Pedagogical forgivingness is not only predicated in hope we have discussed earlier. There are also borders which it cannot or at least should not be allowed to traverse: it cannot tolerate, lead to, encourage, fortify or advance the development of an unjust social climate in which the strong, aggressive, violent, mischievous, manipulative, lazy, irresponsible etc. become stronger and stronger while the weaker, quiet, shy, reserved, cooperative, industrious, responsible become weaker and weaker.  In the last sentence of the passage from the preamble to the constitution Korczak states explicitly and clearly that the pursuit of justice and truthfulness is at the very core of the children’s’ court’s raison d’etre

“The children’s court is not justice, but its mission is to aspire towards justice; the court is not truth but its members seek truth.” (Korczak, 1996).

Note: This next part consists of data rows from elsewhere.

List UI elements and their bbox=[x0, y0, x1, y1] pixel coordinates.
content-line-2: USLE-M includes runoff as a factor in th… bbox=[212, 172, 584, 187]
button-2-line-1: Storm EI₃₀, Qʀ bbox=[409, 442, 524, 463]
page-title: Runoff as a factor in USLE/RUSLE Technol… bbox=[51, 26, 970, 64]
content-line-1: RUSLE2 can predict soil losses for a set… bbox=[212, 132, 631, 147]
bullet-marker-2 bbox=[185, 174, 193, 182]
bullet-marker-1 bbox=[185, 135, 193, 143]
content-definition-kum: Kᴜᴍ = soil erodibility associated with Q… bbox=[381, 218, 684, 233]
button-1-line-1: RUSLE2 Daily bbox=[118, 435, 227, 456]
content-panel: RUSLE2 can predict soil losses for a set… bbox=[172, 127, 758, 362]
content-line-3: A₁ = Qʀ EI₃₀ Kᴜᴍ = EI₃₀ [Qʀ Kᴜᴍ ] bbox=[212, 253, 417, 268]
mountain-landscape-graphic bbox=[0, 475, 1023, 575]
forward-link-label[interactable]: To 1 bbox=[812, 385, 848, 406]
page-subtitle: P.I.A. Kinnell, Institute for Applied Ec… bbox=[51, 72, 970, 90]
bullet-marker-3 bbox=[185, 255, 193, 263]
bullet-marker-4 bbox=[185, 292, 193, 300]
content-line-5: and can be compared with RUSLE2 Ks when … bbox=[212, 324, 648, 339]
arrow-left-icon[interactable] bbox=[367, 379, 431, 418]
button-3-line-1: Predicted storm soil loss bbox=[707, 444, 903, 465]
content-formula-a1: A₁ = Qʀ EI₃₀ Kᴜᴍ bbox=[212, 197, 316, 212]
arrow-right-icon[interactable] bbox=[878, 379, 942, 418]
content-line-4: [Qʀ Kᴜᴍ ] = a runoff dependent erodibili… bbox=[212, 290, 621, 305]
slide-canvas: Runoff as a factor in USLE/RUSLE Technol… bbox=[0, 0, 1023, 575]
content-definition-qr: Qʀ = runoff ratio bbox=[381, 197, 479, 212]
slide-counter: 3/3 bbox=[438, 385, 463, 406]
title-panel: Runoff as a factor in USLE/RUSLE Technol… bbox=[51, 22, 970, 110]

Retributive justice provides the grounds on which the array of diverse “self-reformation practice-fields” are built, and a relational paradigm of justice underlies and shapes the very substance of the court constitution and its procedures. Constructing the mending-ones’-way practice fields on these grounds, and this paradigm assisted students to learn and internalize rational ethical principles of give and take, effort and outcome, in-put and out-put, etc. On the other hand relational justice not only encouraged but actually ‘compelled’ children to develop emotional-intellectual capacities necessary to make informed, intelligent and responsible ethical judgments and decisions. 

More specifically, the many social frameworks that engaged them and in which they engaged, and the interest in and commitment to justice, fair-mindedness, rationality and truthfulness underlying them, challenged the children ‘to work on gaining self-knowledge, and to develop and actually exercise moral reasoning based on rational thinking, critical reflection and judgment, beneficence, empathy, and compassion directed towards themselves and others.

Korczak's road to moral education is constructed out of a fruitful tension-laded integration between three contemporary reigning theories of morality and moral education: Kohlberg's deontological intellectual-cognitive one; Lickona's virtue theory; and Nel Nodding’s caring theory.  A future article I plan to pen and hope to publish will focus on showing how the Korczakian system manages to incorporate the useful insights of each of these theories while at the same time 'correcting'/overcoming the serious failings and dangers in each of them.

Concluded and ever-yet-to-be completed.